Intensive Care Medicine | 1997
Luigi Severino Brandi; Roberta Bertolini; M. Pieri; Francesco Giunta; Marina Calafà
Abstract Objective: To calculate cardiac output from dual oximetry with carbon dioxide production (VCO2) and oxygen consumption (VO2) measured by a new metabolic monitor, and to compare these values with measurements made simultaneously using the thermodilution method during the steady state condition. Design: Prospective, comparative clinical study. Setting: The adult postsurgical intensive care unit (ICU) of a University Hospital. Patients: Twenty mechanically ventilated postsurgical patients (70.7 ± 7.8 years of age; range 50–84). Measurements and results: A new metabolic monitor (Puritan-Bennett 7250, Carlsbard, USA) connected to a ventilator (Puritan-Bennett 7200) was used to measure VCO2 and VO2. Measurements of arterial (SaO2) and mixed venous (SvO2) oxygen saturations were made using pulse and venous fiberoptic oximeters.
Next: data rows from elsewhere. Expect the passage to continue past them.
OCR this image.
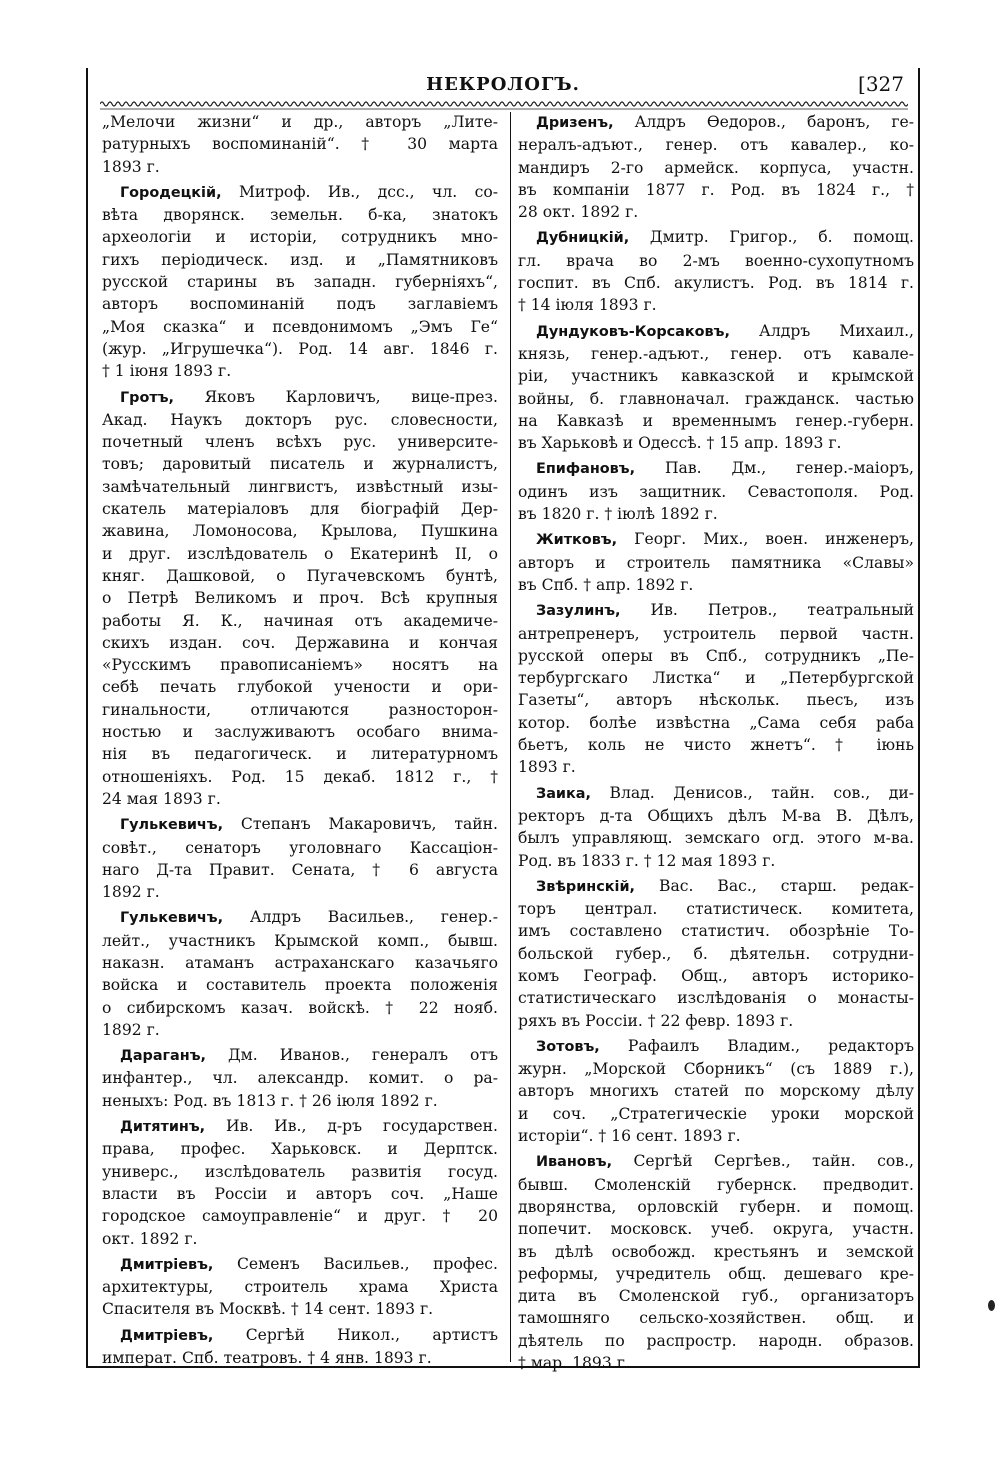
НЕКРОЛОГЪ.	[327
„Мелочи жизни“ и др., авторъ „Лите-
ратурныхъ воспоминаній“. † 30 марта
1893 г.
Городецкій, Митроф. Ив., дсс., чл. со-
вѣта дворянск. земельн. б-ка, знатокъ
археологіи и исторіи, сотрудникъ мно-
гихъ періодическ. изд. и „Памятниковъ
русской старины въ западн. губерніяхъ“,
авторъ воспоминаній подъ заглавіемъ
„Моя сказка“ и псевдонимомъ „Эмъ Ге“
(жур. „Игрушечка“). Род. 14 авг. 1846 г.
† 1 іюня 1893 г.
Гротъ, Яковъ Карловичъ, вице-през.
Акад. Наукъ докторъ рус. словесности,
почетный членъ всѣхъ рус. университе-
товъ; даровитый писатель и журналистъ,
замѣчательный лингвистъ, извѣстный изы-
скатель матеріаловъ для біографій Дер-
жавина, Ломоносова, Крылова, Пушкина
и друг. изслѣдователь о Екатеринѣ II, о
княг. Дашковой, о Пугачевскомъ бунтѣ,
о Петрѣ Великомъ и проч. Всѣ крупныя
работы Я. К., начиная отъ академиче-
скихъ издан. соч. Державина и кончая
«Русскимъ правописаніемъ» носятъ на
себѣ печать глубокой учености и ори-
гинальности, отличаются разносторон-
ностью и заслуживаютъ особаго внима-
нія въ педагогическ. и литературномъ
отношеніяхъ. Род. 15 декаб. 1812 г., †
24 мая 1893 г.
Гулькевичъ, Степанъ Макаровичъ, тайн.
совѣт., сенаторъ уголовнаго Кассаціон-
наго Д-та Правит. Сената, † 6 августа
1892 г.
Гулькевичъ, Алдръ Васильев., генер.-
лейт., участникъ Крымской комп., бывш.
наказн. атаманъ астраханскаго казачьяго
войска и составитель проекта положенія
о сибирскомъ казач. войскѣ. † 22 нояб.
1892 г.
Дараганъ, Дм. Иванов., генералъ отъ
инфантер., чл. александр. комит. о ра-
неныхъ: Род. въ 1813 г. † 26 іюля 1892 г.
Дитятинъ, Ив. Ив., д-ръ государствен.
права, профес. Харьковск. и Дерптск.
универс., изслѣдователь развитія госуд.
власти въ Россіи и авторъ соч. „Наше
городское самоуправленіе“ и друг. † 20
окт. 1892 г.
Дмитріевъ, Семенъ Васильев., профес.
архитектуры, строитель храма Христа
Спасителя въ Москвѣ. † 14 сент. 1893 г.
Дмитріевъ, Сергѣй Никол., артистъ
императ. Спб. театровъ. † 4 янв. 1893 г.
Дризенъ, Алдръ Ѳедоров., баронъ, ге-
нералъ-адъют., генер. отъ кавалер., ко-
мандиръ 2-го армейск. корпуса, участн.
въ компаніи 1877 г. Род. въ 1824 г., †
28 окт. 1892 г.
Дубницкій, Дмитр. Григор., б. помощ.
гл. врача во 2-мъ военно-сухопутномъ
госпит. въ Спб. акулистъ. Род. въ 1814 г.
† 14 іюля 1893 г.
Дундуковъ-Корсаковъ, Алдръ Михаил.,
князь, генер.-адъют., генер. отъ кавале-
ріи, участникъ кавказской и крымской
войны, б. главноначал. гражданск. частью
на Кавказѣ и временнымъ генер.-губерн.
въ Харьковѣ и Одессѣ. † 15 апр. 1893 г.
Епифановъ, Пав. Дм., генер.-маіоръ,
одинъ изъ защитник. Севастополя. Род.
въ 1820 г. † іюлѣ 1892 г.
Житковъ, Георг. Мих., воен. инженеръ,
авторъ и строитель памятника «Славы»
въ Спб. † апр. 1892 г.
Зазулинъ, Ив. Петров., театральный
антрепренеръ, устроитель первой частн.
русской оперы въ Спб., сотрудникъ „Пе-
тербургскаго Листка“ и „Петербургской
Газеты“, авторъ нѣскольк. пьесъ, изъ
котор. болѣе извѣстна „Сама себя раба
бьетъ, коль не чисто жнетъ“. † іюнь
1893 г.
Заика, Влад. Денисов., тайн. сов., ди-
ректоръ д-та Общихъ дѣлъ М-ва В. Дѣлъ,
былъ управляющ. земскаго огд. этого м-ва.
Род. въ 1833 г. † 12 мая 1893 г.
Звѣринскій, Вас. Вас., старш. редак-
торъ централ. статистическ. комитета,
имъ составлено статистич. обозрѣніе То-
больской губер., б. дѣятельн. сотрудни-
комъ Географ. Общ., авторъ историко-
статистическаго изслѣдованія о монасты-
ряхъ въ Россіи. † 22 февр. 1893 г.
Зотовъ, Рафаилъ Владим., редакторъ
журн. „Морской Сборникъ“ (съ 1889 г.),
авторъ многихъ статей по морскому дѣлу
и соч. „Стратегическіе уроки морской
исторіи“. † 16 сент. 1893 г.
Ивановъ, Сергѣй Сергѣев., тайн. сов.,
бывш. Смоленскій губернск. предводит.
дворянства, орловскій губерн. и помощ.
попечит. московск. учеб. округа, участн.
въ дѣлѣ освобожд. крестьянъ и земской
реформы, учредитель общ. дешеваго кре-
дита въ Смоленской губ., организаторъ
тамошняго сельско-хозяйствен. общ. и
дѣятель по распростр. народн. образов.
† мар. 1893 г.
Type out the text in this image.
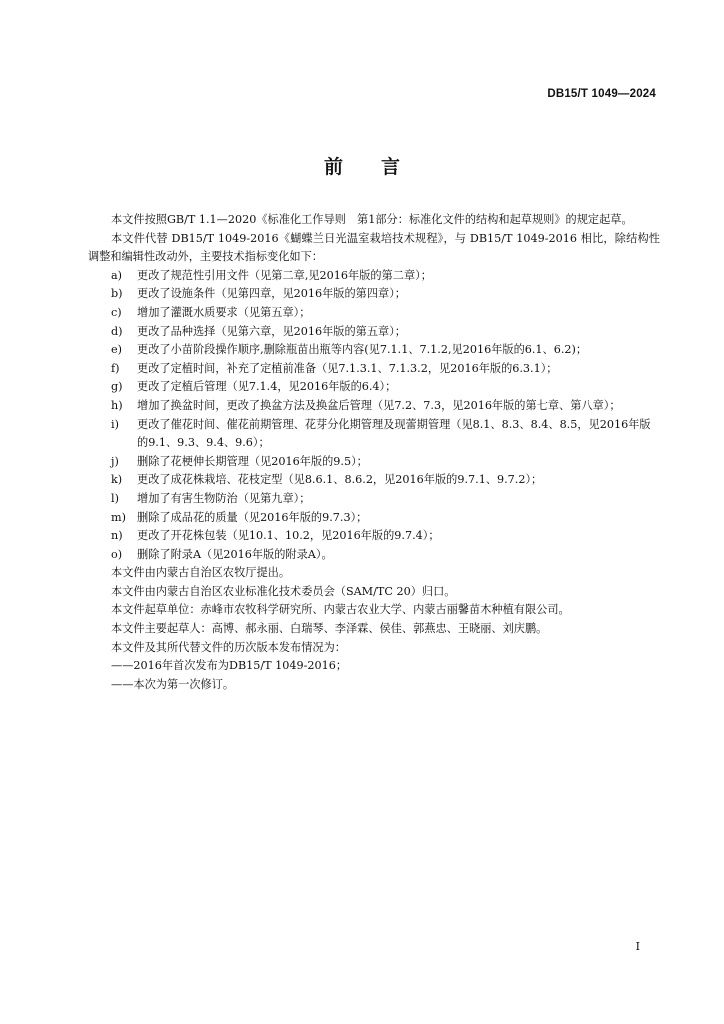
DB15/T 1049—2024
前言

本文件按照GB/T 1.1—2020《标准化工作导则　第1部分：标准化文件的结构和起草规则》的规定起草。

本文件代替 DB15/T 1049-2016《蝴蝶兰日光温室栽培技术规程》，与 DB15/T 1049-2016 相比，除结构性调整和编辑性改动外，主要技术指标变化如下：

a)	更改了规范性引用文件（见第二章,见2016年版的第二章）；
b)	更改了设施条件（见第四章，见2016年版的第四章）；
c)	增加了灌溉水质要求（见第五章）；
d)	更改了品种选择（见第六章，见2016年版的第五章）；
e)	更改了小苗阶段操作顺序,删除瓶苗出瓶等内容(见7.1.1、7.1.2,见2016年版的6.1、6.2)；
f)	更改了定植时间，补充了定植前准备（见7.1.3.1、7.1.3.2，见2016年版的6.3.1）；
g)	更改了定植后管理（见7.1.4，见2016年版的6.4）；
h)	增加了换盆时间，更改了换盆方法及换盆后管理（见7.2、7.3，见2016年版的第七章、第八章）；
i)	更改了催花时间、催花前期管理、花芽分化期管理及现蕾期管理（见8.1、8.3、8.4、8.5，见2016年版的9.1、9.3、9.4、9.6）；
j)	删除了花梗伸长期管理（见2016年版的9.5）；
k)	更改了成花株栽培、花枝定型（见8.6.1、8.6.2，见2016年版的9.7.1、9.7.2）；
l)	增加了有害生物防治（见第九章）；
m) 删除了成品花的质量（见2016年版的9.7.3）；
n)	更改了开花株包装（见10.1、10.2，见2016年版的9.7.4）；
o)	删除了附录A（见2016年版的附录A）。

本文件由内蒙古自治区农牧厅提出。

本文件由内蒙古自治区农业标准化技术委员会（SAM/TC 20）归口。

本文件起草单位：赤峰市农牧科学研究所、内蒙古农业大学、内蒙古丽馨苗木种植有限公司。

本文件主要起草人：高博、郝永丽、白瑞琴、李泽霖、侯佳、郭燕忠、王晓丽、刘庆鹏。

本文件及其所代替文件的历次版本发布情况为：

——2016年首次发布为DB15/T 1049-2016；

——本次为第一次修订。

I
Cardiac output starting from VCO2 (COVCO2) was obtained according to Mahuttes formula: COVCO2 = VCO2/[k (SaO2− SvO2)], where k represents a constant. The value for each patient was determined from the initial measurements of thermodilution cardiac output (COtd), VCO2, SaO2 and SvO2. COVCO2 calculated from the previous equation was compared to the COtd. Cardiac output calculated from the traditional O2 Fick equation (COVO2) was compared to the COtd. All patients were studied over a period of 120 min at 15-min intervals in reasonably stable conditions. COVCO2 was closely related to COtd (r = 0.94; SEE = 0.79; p = 0.0001; n = 180) with a bias of − 0.10 and a precision of 0.45 l/min. The mean percent difference between the two methods was − 2.2 ± 8.3 %. COVO2 was related to COtd (r = 0.77; SEE = 0.79; p = 0.0001; n = 180) with a bias of − 0.57 and precision of 0.86 l/min. The mean percent difference between the two methods was − 10.8 ± 16.0 %. Conclusions: In stable patients, cardiac output measurements obtained from dual oximetry with VO2 and VCO2 measured by this new metabolic monitor, show good correlation with measurements made using the thermodilution method. The values of cardiac output calculated from VCO2 are more accurate and precise than values from VO2. The validity of these measurements in hemodynamically unstable patients and during various modes of mechanical ventilation seems warranted.